What is Paradise Papers?
The Paradise Papers is a set of 13.4 million confidential electronic documents relating to offshore investment that were leaked to a German newspaper by the International Consortium of Investigative Journalists (ICIJ) and released on 5 November 2017 into the public domain.
After Swiss Leaks & Panama Papers, Paradise Papers has come with striking revelations regarding tax avoidance measures adopted by the off-shore companies in the ‘tax heavens’.
The leak shows how big corporates and ultra-rich individuals moved money to and from tax havens (like Mauritius, Monaco, Panama, Cayman Islands etc.) to evade taxes.
Why does Paradise Papers matter?
-> Setting up offshore entities for corporate restructuring or expansion in a rapidly globalizing world may not be illegal but it raises a crucial issue: MNCs exploiting loopholes in law to avoid filling in legitimate taxes in their country.
-> Thus, Paradise Papers opens up the door for regulatory bodies to investigate and ascertain the legitimacy of these offshore transactions.
-> The Paradise Papers highlight the extent to which offshore corporate structures permeate financial services, making the task of identifying Ultimate Beneficial Owners (UBO) even more onerous.
-> Among the 180 countries represented in the data, India ranks 19th in terms of the number of names.
-> The disclosure comes 18 months after disclosure of Panama papers, which named several prominent Indian politicians, actors, and businessmen as having offshore undisclosed bank accounts.
How taxes are evaded through offshore holdings:
-> Money laundering – process of creating the appearance that makes ‘dirty money’ look like ‘clean money’.

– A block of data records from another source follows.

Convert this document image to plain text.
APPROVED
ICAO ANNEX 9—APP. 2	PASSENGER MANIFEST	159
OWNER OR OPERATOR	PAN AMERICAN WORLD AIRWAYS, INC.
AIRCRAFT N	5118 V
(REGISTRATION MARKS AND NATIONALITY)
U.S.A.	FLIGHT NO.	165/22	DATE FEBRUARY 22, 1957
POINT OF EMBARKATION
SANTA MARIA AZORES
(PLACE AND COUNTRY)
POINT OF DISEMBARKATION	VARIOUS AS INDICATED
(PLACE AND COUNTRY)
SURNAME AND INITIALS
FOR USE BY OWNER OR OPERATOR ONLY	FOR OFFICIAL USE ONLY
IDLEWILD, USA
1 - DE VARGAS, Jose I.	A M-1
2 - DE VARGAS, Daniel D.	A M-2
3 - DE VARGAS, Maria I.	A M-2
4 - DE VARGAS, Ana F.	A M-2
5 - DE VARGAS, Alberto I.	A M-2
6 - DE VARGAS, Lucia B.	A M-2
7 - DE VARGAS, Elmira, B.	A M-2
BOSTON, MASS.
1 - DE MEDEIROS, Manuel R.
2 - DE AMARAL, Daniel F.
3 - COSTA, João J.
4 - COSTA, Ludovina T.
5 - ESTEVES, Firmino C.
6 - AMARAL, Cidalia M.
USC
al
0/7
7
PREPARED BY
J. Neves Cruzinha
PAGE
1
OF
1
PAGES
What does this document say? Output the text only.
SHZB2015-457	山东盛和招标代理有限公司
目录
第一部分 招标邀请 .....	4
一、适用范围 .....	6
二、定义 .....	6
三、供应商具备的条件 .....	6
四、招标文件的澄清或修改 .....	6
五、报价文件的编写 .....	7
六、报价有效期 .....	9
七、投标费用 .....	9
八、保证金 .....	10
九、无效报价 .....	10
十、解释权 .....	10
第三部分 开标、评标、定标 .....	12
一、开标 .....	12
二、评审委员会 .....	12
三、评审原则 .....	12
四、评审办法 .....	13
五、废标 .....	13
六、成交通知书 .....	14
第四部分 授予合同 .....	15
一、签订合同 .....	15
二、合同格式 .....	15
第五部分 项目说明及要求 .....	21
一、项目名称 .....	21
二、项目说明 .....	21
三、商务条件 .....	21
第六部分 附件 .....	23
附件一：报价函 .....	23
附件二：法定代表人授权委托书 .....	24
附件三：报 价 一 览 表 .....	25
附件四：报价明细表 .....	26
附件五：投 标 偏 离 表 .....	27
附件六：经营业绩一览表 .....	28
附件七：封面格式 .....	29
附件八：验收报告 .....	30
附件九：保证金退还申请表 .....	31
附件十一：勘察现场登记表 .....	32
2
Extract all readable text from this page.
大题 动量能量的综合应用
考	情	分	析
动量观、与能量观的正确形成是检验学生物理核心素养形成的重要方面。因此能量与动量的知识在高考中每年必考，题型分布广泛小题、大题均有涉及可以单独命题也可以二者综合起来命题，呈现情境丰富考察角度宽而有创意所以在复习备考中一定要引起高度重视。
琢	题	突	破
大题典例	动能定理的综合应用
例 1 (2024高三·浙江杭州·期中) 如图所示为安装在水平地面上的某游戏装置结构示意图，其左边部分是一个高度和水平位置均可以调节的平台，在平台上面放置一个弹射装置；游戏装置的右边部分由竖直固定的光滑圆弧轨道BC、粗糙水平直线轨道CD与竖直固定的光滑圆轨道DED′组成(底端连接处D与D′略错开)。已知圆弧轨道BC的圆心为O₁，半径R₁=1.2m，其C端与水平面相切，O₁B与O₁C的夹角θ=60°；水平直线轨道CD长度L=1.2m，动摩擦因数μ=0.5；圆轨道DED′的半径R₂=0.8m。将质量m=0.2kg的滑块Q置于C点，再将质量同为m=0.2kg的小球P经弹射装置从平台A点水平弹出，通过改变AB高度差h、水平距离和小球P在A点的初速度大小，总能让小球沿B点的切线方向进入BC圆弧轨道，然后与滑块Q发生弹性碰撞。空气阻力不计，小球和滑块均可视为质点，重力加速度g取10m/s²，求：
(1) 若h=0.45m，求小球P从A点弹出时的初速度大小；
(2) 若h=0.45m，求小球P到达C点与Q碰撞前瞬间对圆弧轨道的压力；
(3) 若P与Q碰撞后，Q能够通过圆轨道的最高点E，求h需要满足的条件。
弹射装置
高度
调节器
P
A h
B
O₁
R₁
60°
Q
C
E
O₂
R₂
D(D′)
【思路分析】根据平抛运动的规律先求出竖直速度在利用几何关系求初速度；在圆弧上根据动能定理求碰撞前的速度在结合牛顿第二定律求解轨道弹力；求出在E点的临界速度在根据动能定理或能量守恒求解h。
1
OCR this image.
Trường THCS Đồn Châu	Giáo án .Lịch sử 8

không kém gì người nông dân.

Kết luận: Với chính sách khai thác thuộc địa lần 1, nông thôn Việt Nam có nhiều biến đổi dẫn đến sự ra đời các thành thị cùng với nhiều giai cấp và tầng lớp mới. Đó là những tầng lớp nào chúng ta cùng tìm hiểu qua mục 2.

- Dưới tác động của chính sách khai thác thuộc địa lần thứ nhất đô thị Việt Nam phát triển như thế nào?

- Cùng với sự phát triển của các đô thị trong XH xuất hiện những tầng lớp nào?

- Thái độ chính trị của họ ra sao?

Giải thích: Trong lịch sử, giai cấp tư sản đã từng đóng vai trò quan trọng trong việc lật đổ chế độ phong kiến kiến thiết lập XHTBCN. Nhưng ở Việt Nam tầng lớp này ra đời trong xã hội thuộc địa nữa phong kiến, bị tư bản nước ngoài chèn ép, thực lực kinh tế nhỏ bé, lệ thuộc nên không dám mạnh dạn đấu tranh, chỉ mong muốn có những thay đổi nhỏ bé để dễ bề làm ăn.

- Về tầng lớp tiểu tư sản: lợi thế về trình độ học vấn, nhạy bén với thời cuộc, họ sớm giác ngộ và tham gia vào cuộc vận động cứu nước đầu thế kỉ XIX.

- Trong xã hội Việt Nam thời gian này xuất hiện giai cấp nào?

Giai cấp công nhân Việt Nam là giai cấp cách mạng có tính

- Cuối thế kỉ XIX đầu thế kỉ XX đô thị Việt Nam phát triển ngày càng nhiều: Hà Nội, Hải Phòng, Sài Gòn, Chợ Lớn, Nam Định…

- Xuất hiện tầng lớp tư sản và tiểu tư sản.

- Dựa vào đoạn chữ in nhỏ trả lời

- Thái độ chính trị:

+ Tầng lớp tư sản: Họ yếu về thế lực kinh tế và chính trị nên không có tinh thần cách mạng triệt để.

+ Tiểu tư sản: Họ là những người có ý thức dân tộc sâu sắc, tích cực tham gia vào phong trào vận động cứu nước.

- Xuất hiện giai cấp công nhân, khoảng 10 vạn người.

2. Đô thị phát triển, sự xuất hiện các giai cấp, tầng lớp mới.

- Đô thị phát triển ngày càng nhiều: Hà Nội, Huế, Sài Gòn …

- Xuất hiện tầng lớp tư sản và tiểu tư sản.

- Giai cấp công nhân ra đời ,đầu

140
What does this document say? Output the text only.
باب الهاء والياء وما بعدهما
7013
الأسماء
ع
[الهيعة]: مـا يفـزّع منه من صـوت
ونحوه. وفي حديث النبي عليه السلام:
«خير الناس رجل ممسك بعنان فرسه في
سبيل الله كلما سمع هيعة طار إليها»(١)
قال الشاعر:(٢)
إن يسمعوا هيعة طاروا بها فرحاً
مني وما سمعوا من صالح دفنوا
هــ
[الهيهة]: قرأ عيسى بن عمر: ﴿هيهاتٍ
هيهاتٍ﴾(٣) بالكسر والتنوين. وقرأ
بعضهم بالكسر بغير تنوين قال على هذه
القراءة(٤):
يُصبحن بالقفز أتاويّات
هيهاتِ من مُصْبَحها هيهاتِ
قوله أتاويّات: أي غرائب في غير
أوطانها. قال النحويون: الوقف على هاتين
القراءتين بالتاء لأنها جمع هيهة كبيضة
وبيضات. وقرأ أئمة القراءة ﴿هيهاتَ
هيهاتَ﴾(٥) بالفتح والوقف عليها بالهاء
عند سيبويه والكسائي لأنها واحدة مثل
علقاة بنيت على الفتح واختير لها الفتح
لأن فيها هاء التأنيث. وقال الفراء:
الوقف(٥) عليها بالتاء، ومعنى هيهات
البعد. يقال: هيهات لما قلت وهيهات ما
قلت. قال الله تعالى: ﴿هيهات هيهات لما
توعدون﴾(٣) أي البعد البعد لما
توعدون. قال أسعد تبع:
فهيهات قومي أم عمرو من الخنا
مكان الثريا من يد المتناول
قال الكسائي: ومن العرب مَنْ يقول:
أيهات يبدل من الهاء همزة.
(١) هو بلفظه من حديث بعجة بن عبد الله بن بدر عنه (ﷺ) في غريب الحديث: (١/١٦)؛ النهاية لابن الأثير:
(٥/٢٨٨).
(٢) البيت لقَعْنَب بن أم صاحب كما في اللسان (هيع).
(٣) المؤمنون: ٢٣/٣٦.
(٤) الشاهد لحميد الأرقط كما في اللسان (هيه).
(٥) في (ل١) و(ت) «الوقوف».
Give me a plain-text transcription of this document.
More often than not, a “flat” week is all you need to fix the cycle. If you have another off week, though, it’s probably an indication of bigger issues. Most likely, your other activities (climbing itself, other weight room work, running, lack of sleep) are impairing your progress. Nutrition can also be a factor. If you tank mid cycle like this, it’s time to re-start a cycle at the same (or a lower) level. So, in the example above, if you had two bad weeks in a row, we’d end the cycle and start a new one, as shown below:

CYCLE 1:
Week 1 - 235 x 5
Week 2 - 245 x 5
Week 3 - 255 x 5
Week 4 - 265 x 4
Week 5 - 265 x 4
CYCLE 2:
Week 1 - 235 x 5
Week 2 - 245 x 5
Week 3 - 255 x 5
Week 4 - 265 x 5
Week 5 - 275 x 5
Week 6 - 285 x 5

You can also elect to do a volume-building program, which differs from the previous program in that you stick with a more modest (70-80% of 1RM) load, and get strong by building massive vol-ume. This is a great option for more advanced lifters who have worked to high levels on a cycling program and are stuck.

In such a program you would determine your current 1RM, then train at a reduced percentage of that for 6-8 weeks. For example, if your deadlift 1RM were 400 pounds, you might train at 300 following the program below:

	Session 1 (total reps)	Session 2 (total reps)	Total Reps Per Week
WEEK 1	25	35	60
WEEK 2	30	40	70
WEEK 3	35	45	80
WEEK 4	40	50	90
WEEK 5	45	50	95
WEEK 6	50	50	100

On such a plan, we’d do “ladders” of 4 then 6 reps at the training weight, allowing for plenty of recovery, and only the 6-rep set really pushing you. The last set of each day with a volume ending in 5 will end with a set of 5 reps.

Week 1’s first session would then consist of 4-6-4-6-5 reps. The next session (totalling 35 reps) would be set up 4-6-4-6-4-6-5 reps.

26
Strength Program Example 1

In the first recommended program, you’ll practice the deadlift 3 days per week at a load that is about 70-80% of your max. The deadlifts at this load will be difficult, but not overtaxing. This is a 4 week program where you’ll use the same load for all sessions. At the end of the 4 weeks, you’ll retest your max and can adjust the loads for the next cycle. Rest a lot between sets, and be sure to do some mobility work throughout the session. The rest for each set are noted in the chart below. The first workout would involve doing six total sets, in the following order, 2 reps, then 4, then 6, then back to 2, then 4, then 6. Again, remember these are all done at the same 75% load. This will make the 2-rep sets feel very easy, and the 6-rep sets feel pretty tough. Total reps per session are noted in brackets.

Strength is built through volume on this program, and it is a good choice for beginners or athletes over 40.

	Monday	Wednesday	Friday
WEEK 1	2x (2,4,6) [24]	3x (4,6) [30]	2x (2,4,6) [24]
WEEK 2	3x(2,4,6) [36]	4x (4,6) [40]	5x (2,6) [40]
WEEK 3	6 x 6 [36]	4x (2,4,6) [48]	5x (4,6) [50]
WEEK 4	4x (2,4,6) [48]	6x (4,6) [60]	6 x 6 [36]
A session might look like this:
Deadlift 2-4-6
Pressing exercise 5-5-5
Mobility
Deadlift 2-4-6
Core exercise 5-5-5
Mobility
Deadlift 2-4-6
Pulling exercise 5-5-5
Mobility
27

-> Hawala Transaction – underground banking system that turn cash in one country to cash or asset in another country.
-> Shell companies – fake companies which do not have commercial or business substance in real, but they are established & maintained just in papers & taxes are avoided on the name of CSR spent by these companies etc.
-> Treaty shopping – third party takes tax avoidance benefit on the account of the Tax Avoidance Treaty between two parties.
-> Round Tripping – laundered money is sent out of the country (preferably in a tax haven where minimal records are kept) and sent back to the country as investments like FDI exempt from taxation or in the form of Participatory notes which guarantee anonymity as well.
-> Parking black-money.
Measures to deal with:
-> Plugging the loopholes of General Anti Avoidance Rules (GAAR), FATCA in America, European Anti Avoidance Rules.
-> Double Taxation Avoidance Agreement also needs reform to make it more clear.
-> Envisaging Global Tax Avoidance Rules & Reforms so that the legal battles against the global giants like Google, Amazon, Star Bucks which are being fought now can be resolved easily.
-> Bring changes in IT Act & its rules like a company being called a resident company if its important commercial & management decisions are taken in India, needs to be adhered to.
-> Strengthening tax avoidance sanctions and deterrents.
-> Impose an additional asset-based penalty for the most serious cases of offshore evasion.
-> A new special penalty to be awarded in exceptional cases (possibly equivalent to the amount recoverable if a confiscation order for the assets had been made).
-> Stringent action against shell companies as a deterrence to others.
-> The lack of transparent databases with useful ownership information is a significant barrier for organizations striving to conduct levels of due diligence aligned with regulatory expectations.
-> The Panama Papers and now the Paradise Papers demonstrate the extent to which offshore corporate structures permeate financial services.
-> The ramifications from these papers are likely to be far-reaching with even greater scrutiny by organizations such as the Financial Action Task Force and the OECD to increase transparency to facilitate the due diligence process.
Tax Avoidance is provided to the companies as an incentive but using illegal ways to evade taxes is a crime. This global menace of tax avoidance needs the collaboration of all the stakeholders on the international level.